You can avoid strong odours by, for example, eliminating all unnecessary chemical fragrances from your home. Talk to your family members, friends, and colleagues about your fragrance sensitivity.

For some, antihistamines, nasal corticosteroids, and mild local anaesthetic products may alleviate the symptoms. If you have asthma, keeping it under control usually alleviates the symptoms of fragrance sensitivity as well.

In the long run, gradual exposure to scents may alleviate symptoms more than avoiding fragrances altogether.

Most people with fragrance sensitivity tolerate natural scents quite well, so you should try to desensitise yourself with them.

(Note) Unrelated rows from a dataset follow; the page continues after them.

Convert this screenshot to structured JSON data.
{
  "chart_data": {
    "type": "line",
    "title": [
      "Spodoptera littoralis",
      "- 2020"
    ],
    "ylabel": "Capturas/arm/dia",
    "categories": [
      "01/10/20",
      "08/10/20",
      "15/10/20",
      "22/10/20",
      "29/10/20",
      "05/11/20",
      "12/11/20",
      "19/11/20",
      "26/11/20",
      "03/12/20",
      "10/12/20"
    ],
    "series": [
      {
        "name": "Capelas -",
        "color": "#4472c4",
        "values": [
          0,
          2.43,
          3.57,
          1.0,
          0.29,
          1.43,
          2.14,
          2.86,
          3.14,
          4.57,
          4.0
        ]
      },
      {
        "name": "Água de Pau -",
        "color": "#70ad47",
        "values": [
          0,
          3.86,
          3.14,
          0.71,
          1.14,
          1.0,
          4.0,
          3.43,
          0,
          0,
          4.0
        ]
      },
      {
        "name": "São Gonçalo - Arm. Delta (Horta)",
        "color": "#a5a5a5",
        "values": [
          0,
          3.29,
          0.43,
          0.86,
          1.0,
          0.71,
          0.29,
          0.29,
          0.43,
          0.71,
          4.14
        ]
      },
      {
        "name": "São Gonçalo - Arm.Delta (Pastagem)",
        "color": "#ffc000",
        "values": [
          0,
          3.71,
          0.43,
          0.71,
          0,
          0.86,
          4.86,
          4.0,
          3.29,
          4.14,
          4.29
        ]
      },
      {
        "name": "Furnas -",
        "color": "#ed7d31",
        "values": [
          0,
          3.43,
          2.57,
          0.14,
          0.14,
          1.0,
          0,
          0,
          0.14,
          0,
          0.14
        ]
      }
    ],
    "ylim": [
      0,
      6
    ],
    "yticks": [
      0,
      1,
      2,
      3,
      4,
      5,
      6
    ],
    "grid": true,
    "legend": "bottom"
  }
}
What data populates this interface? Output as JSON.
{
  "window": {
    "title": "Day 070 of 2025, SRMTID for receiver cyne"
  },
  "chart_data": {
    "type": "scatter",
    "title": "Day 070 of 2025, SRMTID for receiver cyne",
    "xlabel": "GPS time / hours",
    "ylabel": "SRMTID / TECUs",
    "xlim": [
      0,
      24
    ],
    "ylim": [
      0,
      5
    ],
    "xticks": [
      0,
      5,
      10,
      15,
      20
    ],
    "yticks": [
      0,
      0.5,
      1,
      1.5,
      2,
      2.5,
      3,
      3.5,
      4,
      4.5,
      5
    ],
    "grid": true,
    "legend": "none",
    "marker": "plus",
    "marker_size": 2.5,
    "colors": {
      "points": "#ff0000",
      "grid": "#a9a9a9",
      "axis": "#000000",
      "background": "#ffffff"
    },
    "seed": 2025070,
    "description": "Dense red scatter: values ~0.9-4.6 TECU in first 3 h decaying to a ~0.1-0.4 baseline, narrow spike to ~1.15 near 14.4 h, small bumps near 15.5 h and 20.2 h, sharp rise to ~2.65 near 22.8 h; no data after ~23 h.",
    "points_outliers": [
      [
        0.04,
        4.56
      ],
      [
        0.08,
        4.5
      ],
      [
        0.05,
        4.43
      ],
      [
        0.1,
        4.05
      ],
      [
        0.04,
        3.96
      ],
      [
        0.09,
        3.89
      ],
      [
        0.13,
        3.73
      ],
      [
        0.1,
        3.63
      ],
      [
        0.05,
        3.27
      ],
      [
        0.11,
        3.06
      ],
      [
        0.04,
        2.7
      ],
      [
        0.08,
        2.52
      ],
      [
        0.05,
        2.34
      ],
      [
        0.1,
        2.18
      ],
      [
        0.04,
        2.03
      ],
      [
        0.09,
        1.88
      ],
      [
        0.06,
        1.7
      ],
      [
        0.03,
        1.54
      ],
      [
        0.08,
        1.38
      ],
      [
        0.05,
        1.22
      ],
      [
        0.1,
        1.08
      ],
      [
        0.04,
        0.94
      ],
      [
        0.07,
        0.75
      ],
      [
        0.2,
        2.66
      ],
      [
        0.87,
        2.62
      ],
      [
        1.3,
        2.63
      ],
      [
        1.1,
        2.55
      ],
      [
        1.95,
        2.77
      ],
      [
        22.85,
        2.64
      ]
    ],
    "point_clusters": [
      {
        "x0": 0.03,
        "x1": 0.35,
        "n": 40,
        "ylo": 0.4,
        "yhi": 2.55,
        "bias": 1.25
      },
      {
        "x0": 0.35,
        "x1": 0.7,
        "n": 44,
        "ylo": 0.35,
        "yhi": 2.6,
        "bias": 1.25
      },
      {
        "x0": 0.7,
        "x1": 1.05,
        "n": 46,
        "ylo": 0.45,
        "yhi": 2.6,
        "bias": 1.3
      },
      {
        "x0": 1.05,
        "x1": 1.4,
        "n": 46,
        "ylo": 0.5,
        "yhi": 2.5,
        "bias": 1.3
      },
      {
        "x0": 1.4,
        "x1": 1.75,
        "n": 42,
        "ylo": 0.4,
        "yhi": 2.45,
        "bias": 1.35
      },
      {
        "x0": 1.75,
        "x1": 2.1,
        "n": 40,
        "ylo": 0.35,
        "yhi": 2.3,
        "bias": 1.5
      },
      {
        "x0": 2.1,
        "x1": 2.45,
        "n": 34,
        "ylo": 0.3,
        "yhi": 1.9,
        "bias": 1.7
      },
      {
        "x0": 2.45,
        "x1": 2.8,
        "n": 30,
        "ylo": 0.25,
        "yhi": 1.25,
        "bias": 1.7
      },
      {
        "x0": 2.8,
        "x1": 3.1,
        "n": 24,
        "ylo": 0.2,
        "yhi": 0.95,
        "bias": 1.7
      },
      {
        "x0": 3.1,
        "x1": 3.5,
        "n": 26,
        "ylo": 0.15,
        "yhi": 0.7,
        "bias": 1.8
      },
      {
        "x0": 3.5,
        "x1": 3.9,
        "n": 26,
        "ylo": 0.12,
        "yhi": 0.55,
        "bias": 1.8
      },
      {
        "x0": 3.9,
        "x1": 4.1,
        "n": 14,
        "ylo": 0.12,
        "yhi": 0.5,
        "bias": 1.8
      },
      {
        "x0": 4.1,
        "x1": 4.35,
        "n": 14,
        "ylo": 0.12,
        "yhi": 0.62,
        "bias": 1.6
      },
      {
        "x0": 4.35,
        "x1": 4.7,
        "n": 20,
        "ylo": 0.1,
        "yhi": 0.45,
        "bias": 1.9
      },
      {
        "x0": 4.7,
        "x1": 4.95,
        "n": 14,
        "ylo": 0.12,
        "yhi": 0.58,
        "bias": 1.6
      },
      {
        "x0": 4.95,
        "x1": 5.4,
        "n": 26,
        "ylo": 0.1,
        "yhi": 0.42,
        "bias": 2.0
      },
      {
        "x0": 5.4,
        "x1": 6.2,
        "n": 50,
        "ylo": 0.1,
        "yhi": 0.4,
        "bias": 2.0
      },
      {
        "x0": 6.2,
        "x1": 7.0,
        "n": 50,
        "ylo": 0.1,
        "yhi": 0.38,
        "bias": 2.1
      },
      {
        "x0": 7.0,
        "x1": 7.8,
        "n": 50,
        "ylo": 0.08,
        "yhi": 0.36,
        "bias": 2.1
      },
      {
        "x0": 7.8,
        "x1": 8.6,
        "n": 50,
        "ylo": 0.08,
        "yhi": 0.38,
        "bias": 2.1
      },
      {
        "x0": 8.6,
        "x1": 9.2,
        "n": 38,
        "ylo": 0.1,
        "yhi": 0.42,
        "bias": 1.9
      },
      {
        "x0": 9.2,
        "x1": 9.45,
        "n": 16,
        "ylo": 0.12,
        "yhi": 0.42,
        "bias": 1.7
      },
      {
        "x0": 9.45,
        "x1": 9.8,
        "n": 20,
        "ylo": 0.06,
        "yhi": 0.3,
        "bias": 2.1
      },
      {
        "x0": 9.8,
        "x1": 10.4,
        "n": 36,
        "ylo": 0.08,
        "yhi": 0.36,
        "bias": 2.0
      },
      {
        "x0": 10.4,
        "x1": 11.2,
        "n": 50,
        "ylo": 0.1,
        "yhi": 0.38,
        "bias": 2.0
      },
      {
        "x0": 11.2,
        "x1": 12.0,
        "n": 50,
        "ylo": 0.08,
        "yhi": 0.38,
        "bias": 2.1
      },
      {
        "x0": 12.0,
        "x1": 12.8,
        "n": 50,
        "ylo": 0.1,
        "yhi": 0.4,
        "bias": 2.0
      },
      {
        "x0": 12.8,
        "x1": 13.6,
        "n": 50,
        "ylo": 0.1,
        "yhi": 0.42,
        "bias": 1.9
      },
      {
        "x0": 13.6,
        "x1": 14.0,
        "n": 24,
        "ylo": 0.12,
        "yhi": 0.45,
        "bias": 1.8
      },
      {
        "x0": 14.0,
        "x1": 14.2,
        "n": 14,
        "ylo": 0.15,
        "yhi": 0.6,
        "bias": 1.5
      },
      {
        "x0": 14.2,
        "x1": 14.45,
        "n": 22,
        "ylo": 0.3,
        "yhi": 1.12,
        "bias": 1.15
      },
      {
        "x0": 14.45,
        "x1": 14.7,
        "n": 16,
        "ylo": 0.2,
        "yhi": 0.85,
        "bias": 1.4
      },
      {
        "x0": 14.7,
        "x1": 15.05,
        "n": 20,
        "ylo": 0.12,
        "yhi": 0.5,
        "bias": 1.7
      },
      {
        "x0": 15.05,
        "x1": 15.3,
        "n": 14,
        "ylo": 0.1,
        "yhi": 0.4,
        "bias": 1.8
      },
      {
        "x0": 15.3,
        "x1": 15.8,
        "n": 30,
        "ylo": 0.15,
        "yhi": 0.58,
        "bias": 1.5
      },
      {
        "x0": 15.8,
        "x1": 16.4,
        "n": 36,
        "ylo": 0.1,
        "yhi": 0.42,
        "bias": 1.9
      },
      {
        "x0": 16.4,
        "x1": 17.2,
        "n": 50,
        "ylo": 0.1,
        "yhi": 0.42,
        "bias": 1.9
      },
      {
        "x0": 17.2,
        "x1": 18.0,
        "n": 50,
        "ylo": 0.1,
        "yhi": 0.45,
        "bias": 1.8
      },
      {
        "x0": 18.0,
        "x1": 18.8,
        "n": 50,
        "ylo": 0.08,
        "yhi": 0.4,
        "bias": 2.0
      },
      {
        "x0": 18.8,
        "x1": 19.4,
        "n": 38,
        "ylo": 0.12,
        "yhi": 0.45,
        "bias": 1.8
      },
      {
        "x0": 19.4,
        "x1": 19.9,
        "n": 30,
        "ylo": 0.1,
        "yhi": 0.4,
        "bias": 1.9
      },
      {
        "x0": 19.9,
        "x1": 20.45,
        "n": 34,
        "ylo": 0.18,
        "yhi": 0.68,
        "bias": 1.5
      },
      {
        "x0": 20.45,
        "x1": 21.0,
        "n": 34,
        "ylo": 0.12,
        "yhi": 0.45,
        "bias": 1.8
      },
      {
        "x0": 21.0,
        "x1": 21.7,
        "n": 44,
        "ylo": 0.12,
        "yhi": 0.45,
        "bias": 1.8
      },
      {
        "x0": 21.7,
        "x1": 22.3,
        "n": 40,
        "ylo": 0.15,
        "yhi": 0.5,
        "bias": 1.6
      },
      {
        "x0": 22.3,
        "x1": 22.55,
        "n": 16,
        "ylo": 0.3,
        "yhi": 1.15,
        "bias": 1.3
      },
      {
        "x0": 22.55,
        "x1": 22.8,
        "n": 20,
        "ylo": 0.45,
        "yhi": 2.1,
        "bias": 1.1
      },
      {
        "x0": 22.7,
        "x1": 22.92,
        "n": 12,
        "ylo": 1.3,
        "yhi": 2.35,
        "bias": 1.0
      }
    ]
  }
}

Please note, however, that the results of desensitisation vary from person to person.

Recommendations for the manufacture and sale of fragrance-free products.

We recommend avoiding the use of unnecessary chemicals with no evident benefit in consumer products. Fragrances are added not only to cosmetics, detergents, and air fresheners, but also to cleaning and hygiene products, such as handkerchiefs, garbage bags, and sanitary towels. Artificial fragrances are also added to household supplies, such as room scents, candles, and shoe insoles. Fragrance-free products are just as effective.

Download the #tuoksutON campaign poster to encourage your employees and customers to reduce their use of fragrances.

We recommend product manufacturers and service providers to reduce and avoid the use of artificial fragrances in their products and facilities.

We recommend that fragrance-free products should be made easily available and kept separate from other products on sale. Such small things have a huge impact on how people with fragrance sensitivity can shop and use services.